Contact tracing aims to identify COVID-19 cases before they can unknowingly spread the illness throughout the community, explains Dr. Cory Neudorf, a public health physician and University of Saskatchewan professor of community health and epidemiology.

Finding close contacts means they can self-isolate and be tested sooner.

"You interrupt that chain of transmission, and you can start to get a handle on the pandemic," he said.

The health authority's announcement that contact tracing investigations are taking longer signifies that Saskatchewan residents are not following public health rules as closely as they should be, or that COVID-positive people are visiting public spaces, says Neudorf.

Time-consuming investigations can also make it tougher to find contacts and curb the spread of COVID-19, because people may forget who they met and where they went over time, he said.

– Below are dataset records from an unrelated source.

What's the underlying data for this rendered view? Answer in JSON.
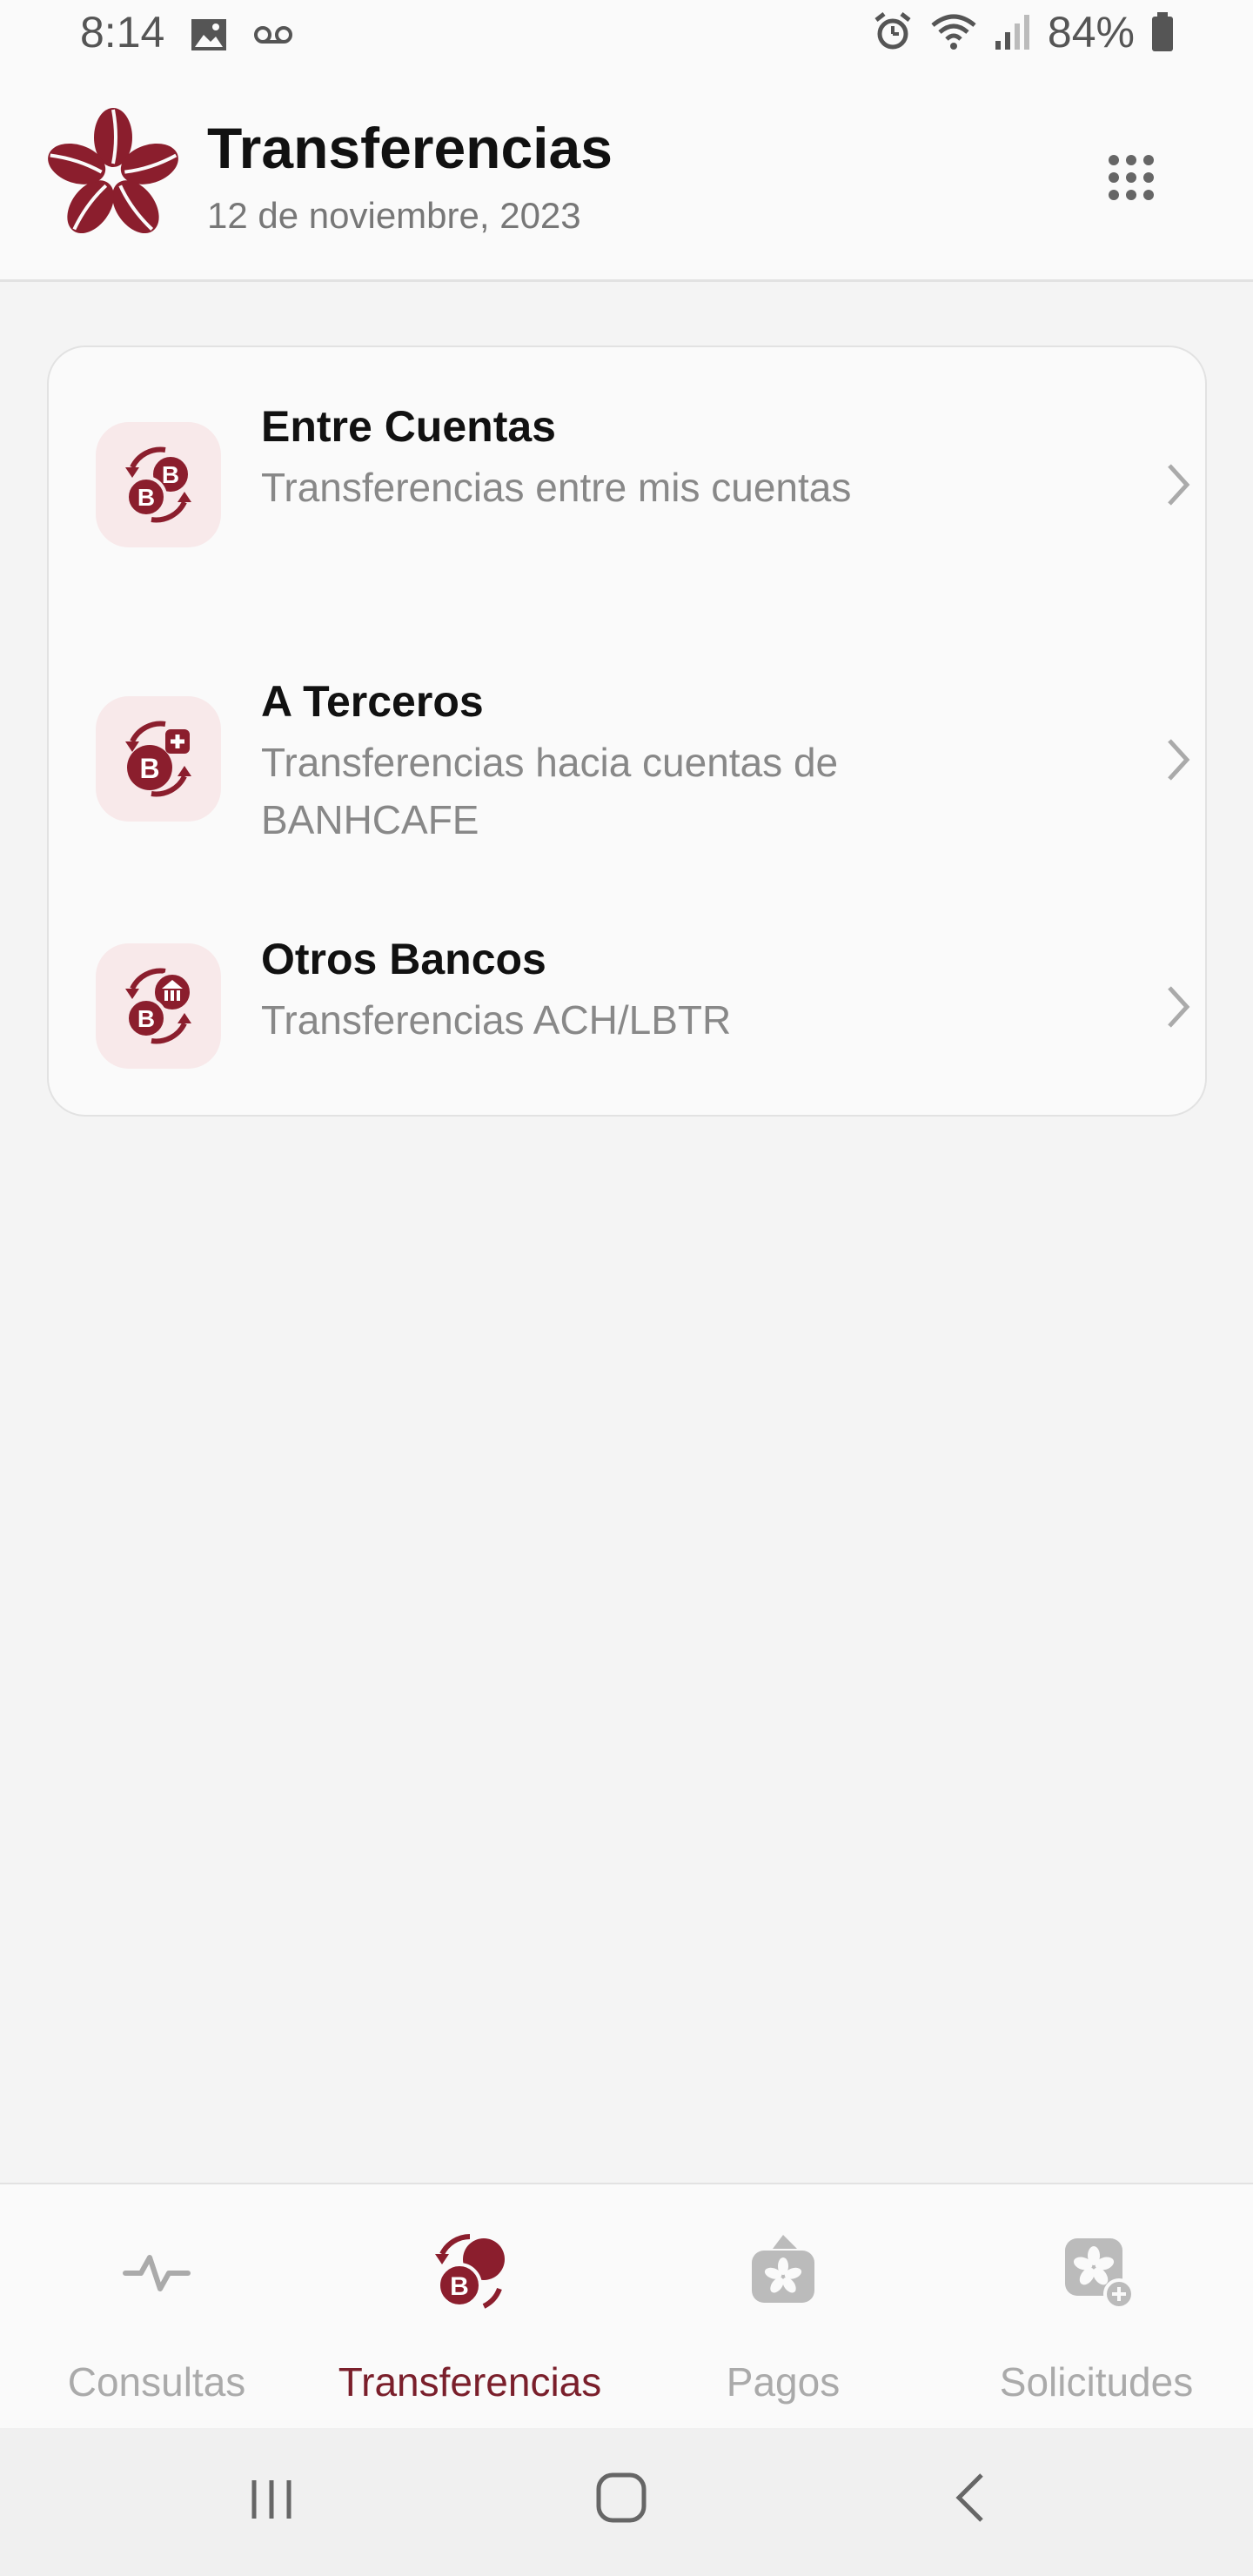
{
  "status_bar": {
    "time": "8:14",
    "battery": "84%",
    "left_icons": [
      "image-icon",
      "voicemail-icon"
    ],
    "right_icons": [
      "alarm-icon",
      "wifi-icon",
      "signal-icon",
      "battery-icon"
    ]
  },
  "header": {
    "title": "Transferencias",
    "date": "12 de noviembre, 2023",
    "logo": "banhcafe-logo",
    "menu_icon": "apps-grid-icon"
  },
  "options": [
    {
      "title": "Entre Cuentas",
      "description": "Transferencias entre mis cuentas",
      "icon": "transfer-own-accounts-icon"
    },
    {
      "title": "A Terceros",
      "description": "Transferencias hacia cuentas de BANHCAFE",
      "icon": "transfer-third-party-icon"
    },
    {
      "title": "Otros Bancos",
      "description": "Transferencias ACH/LBTR",
      "icon": "transfer-other-banks-icon"
    }
  ],
  "bottom_nav": [
    {
      "label": "Consultas",
      "icon": "activity-icon",
      "active": false
    },
    {
      "label": "Transferencias",
      "icon": "transfer-icon",
      "active": true
    },
    {
      "label": "Pagos",
      "icon": "payments-icon",
      "active": false
    },
    {
      "label": "Solicitudes",
      "icon": "requests-icon",
      "active": false
    }
  ],
  "colors": {
    "brand": "#8b1e2d",
    "brand_light": "#f8e9ea",
    "inactive": "#aaaaaa"
  }
}
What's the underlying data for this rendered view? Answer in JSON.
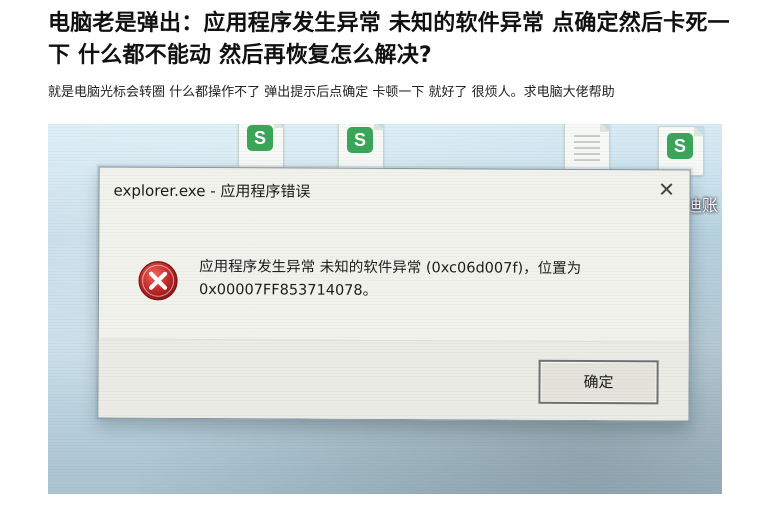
{
  "post": {
    "title": "电脑老是弹出：应用程序发生异常 未知的软件异常 点确定然后卡死一下 什么都不能动 然后再恢复怎么解决?",
    "body": "就是电脑光标会转圈 什么都操作不了 弹出提示后点确定 卡顿一下 就好了 很烦人。求电脑大佬帮助"
  },
  "screenshot": {
    "desktop_icons": [
      {
        "name": "spreadsheet-file-icon",
        "badge": "S"
      },
      {
        "name": "spreadsheet-file-icon",
        "badge": "S"
      },
      {
        "name": "document-file-icon",
        "badge": ""
      },
      {
        "name": "spreadsheet-file-icon",
        "badge": "S"
      }
    ],
    "desktop_label_partial": "迪账",
    "dialog": {
      "title": "explorer.exe - 应用程序错误",
      "message_line1": "应用程序发生异常 未知的软件异常 (0xc06d007f)，位置为",
      "message_line2": "0x00007FF853714078。",
      "ok_label": "确定",
      "close_glyph": "✕",
      "icon": "error-icon"
    }
  },
  "colors": {
    "error_red": "#c62828",
    "spreadsheet_green": "#3ba55a",
    "dialog_bg": "#f2f2ed",
    "button_border": "#6f7175"
  }
}
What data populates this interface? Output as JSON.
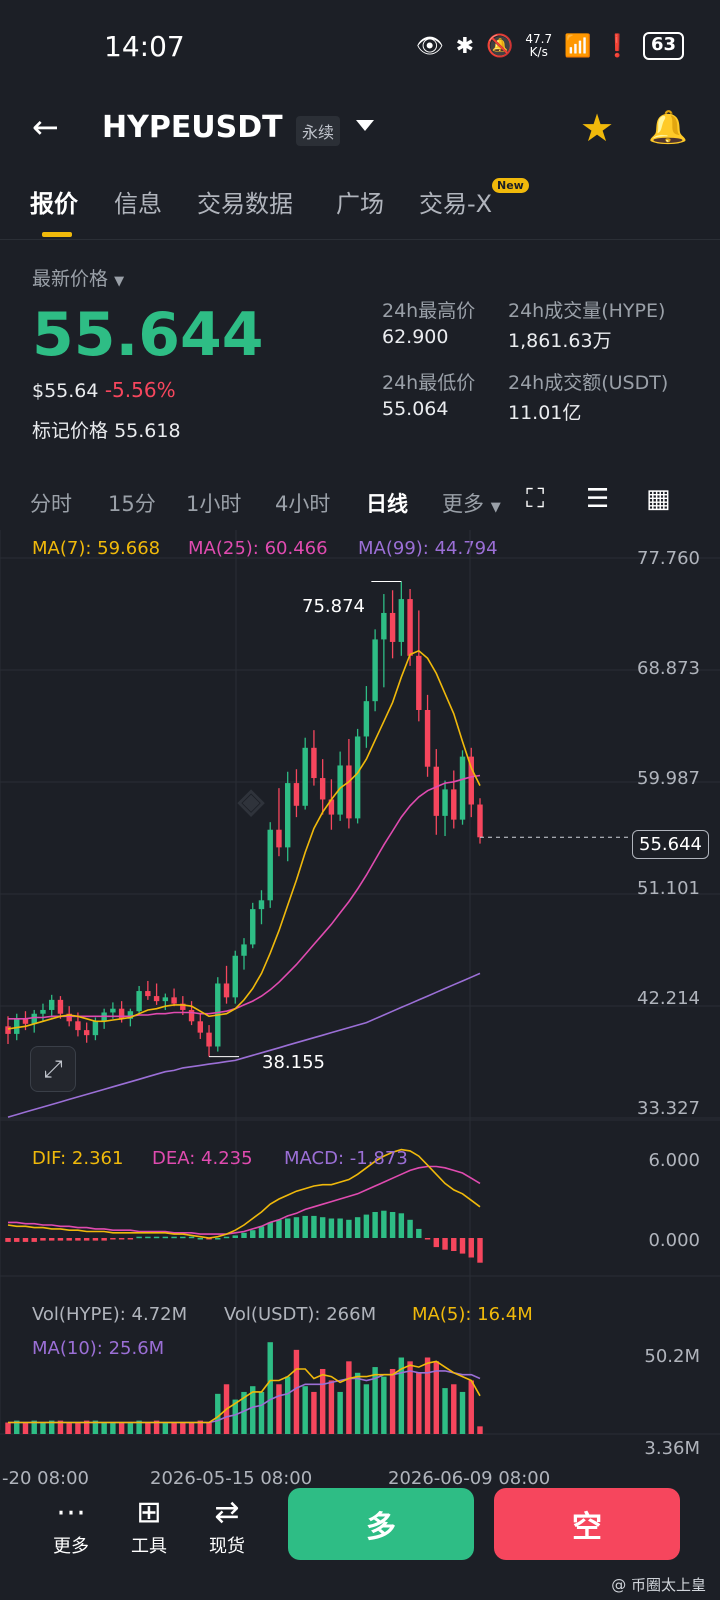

But the strain on contact tracing also has consequences for the overall health-care system as well, Livingstone said Thursday.

A finite number of workers are trained to do contact tracing, so some health-care workers have been moved around the health-care system to conduct investigations. But that is only a Band-Aid solution, says Neudorf.

Robert Short/CBC
Robert Short/CBC

"As the outbreak progresses, and you start getting a lot of COVID-19 cases in the hospital, those workers need to be brought back to care for the COVID-positive patients," he said. "You can't be using the same stuff for both purposes, so that's only a short-term fix."

Redeploying staff also causes disruptions in other health-care services, he added.

Saskatchewan residents can help reduce the length of contact tracing investigations by only going out in public for essential reasons, regardless of what the province's public health rules allow, to reduce the number of close contacts, Neudorf said.

When people do go out, they should mind physical distancing and wear a mask, he added.

Neudorf also suggests keeping a weekly list of where you go, who you see and when, especially if you have to be in public often. Such lists help tracers easily track contacts down, should a person test positive.

As of Friday, 2,237 COVID-19 cases in Saskatchewan are under investigation by public health officials.